IRVINE, Calif.--(BUSINESS WIRE)--The New Home Company Inc. (NYSE: NWHM) (the “Company”) today announced that it intends, subject to market conditions, to privately offer $35.0 million in aggregate principal amount of its 7.25% senior notes due 2025 (the “2025 notes”) in a tack-on offering (the “Offering”).
The Company intends to use the net proceeds from this offering for general corporate purposes, including land acquisition, investment in new markets and working capital, and to pay fees and expenses in connection with the Offering. The 2025 notes are an additional issuance of our existing 7.25% Senior Notes due 2025 and will be issued under the indenture dated as of October 28, 2020 (the “Indenture”), pursuant to which we previously issued $250,000,000 in aggregate principal amount of 7.25% Senior Notes due 2025 (the “existing 2025 notes”). The 2025 notes have identical terms as the existing 2025 notes other than with respect to the date of issuance and issue price. The 2025 notes, together with the existing 2025 notes, will be treated as a single class for all purposes under the Indenture. The 2025 notes will be offered and sold to persons reasonably believed to be qualified institutional buyers pursuant to Rule 144A under the Securities Act of 1933, as amended (the “Securities Act”), and to non-U.S. persons outside the United States in compliance with Regulation S under the Securities Act. The 2025 notes have not been registered under the Securities Act or the securities laws of any other jurisdiction and may not be offered or sold in the United States absent registration or an applicable exemption from such registration requirements.

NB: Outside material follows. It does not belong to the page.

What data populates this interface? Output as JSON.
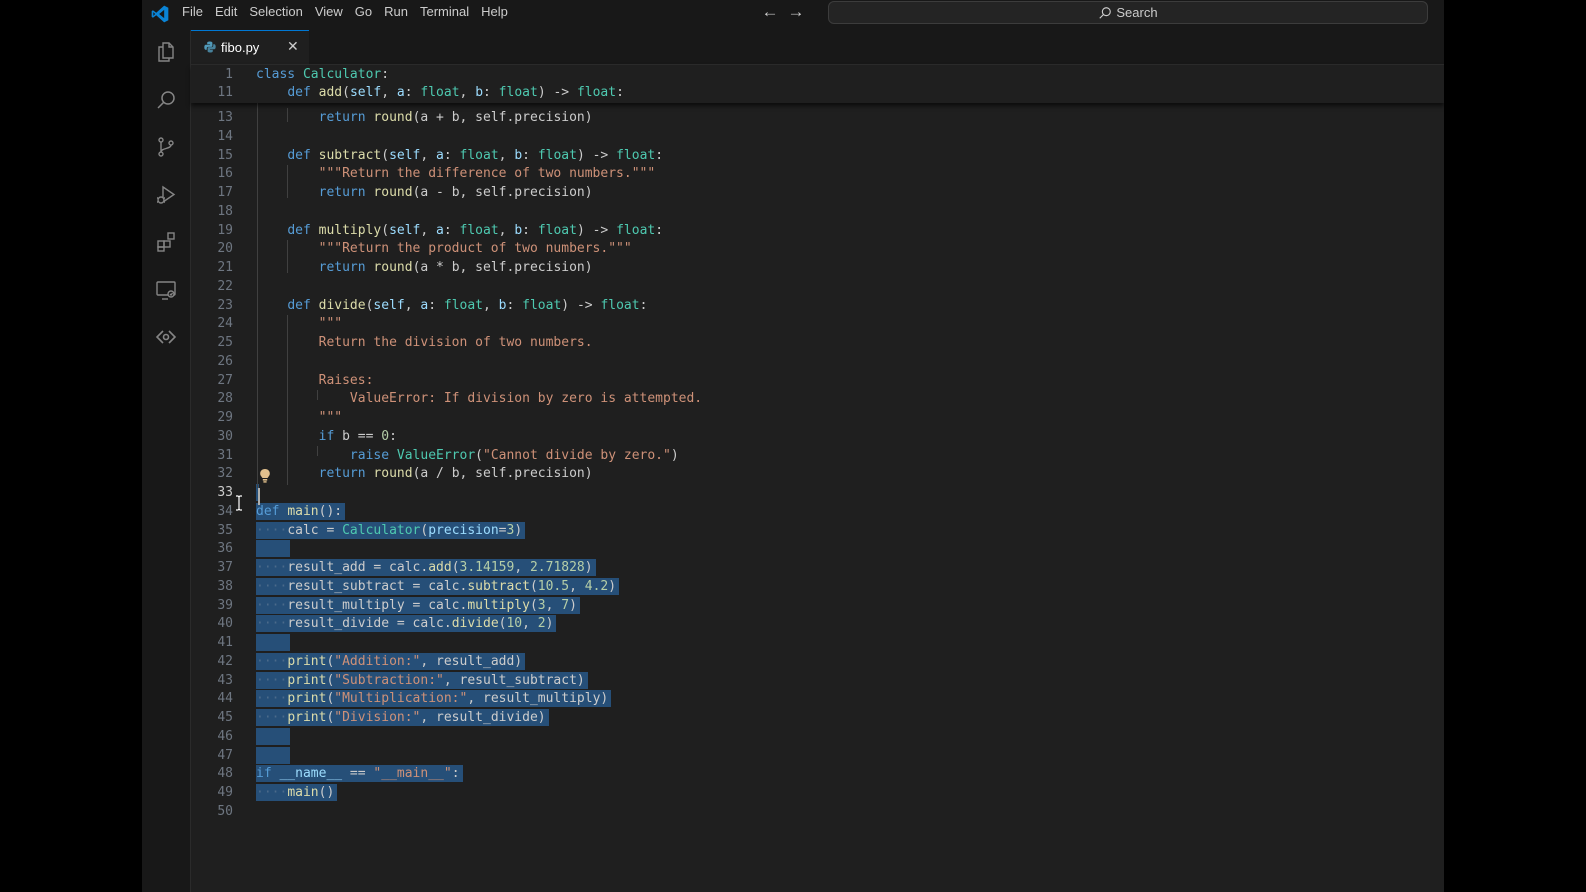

This press release is neither an offer to sell nor a solicitation of an offer to buy the 2025 notes or any other securities and shall not constitute an offer or a solicitation of an offer to buy, or a sale of, the 2025 notes or any other securities in any state or jurisdiction in which such an offer, solicitation or sale would be unlawful prior to registration or qualification under the securities laws of any state or any jurisdiction. Any offer, if at all, will be made only pursuant to Rule 144A or Regulation S under the Securities Act.
Various statements contained in this press release, including those that express a belief, anticipation, expectation or intention, as well as those that are not statements of historical fact, are “forward-looking statements” within the meaning of the Private Securities Litigation Reform Act of 1995 (set forth in Section 27A of the Securities Act and Section 21E of the Securities Exchange Act of 1934, as amended). Any statements contained herein that do not describe historical facts, including but not limited to statements regarding the proposed offering, the anticipated use of proceeds of the offering and the expectations regarding size and timing of completion of the offering, are forward-looking statements that involve risks and uncertainties that could cause actual results to differ materially from those discussed in such forward-looking statements. Such risks and uncertainties include, among others, the risks identified in the Company’s filings with the Securities and Exchange Commission, including, but not limited to, the Company’s Annual Report on Form 10-K for the year ended December 31, 2020. Any of these risks and uncertainties could materially and adversely affect the Company’s results of operations, which would, in turn, have a significant and adverse impact on the Company. The Company cautions you not to place undue reliance on any forward-looking statements, which speak only as of the date they are made. The Company undertakes no obligation to update publicly any forward-looking statements to reflect new information, events or circumstances after the date they were made or to reflect the occurrence of unanticipated events.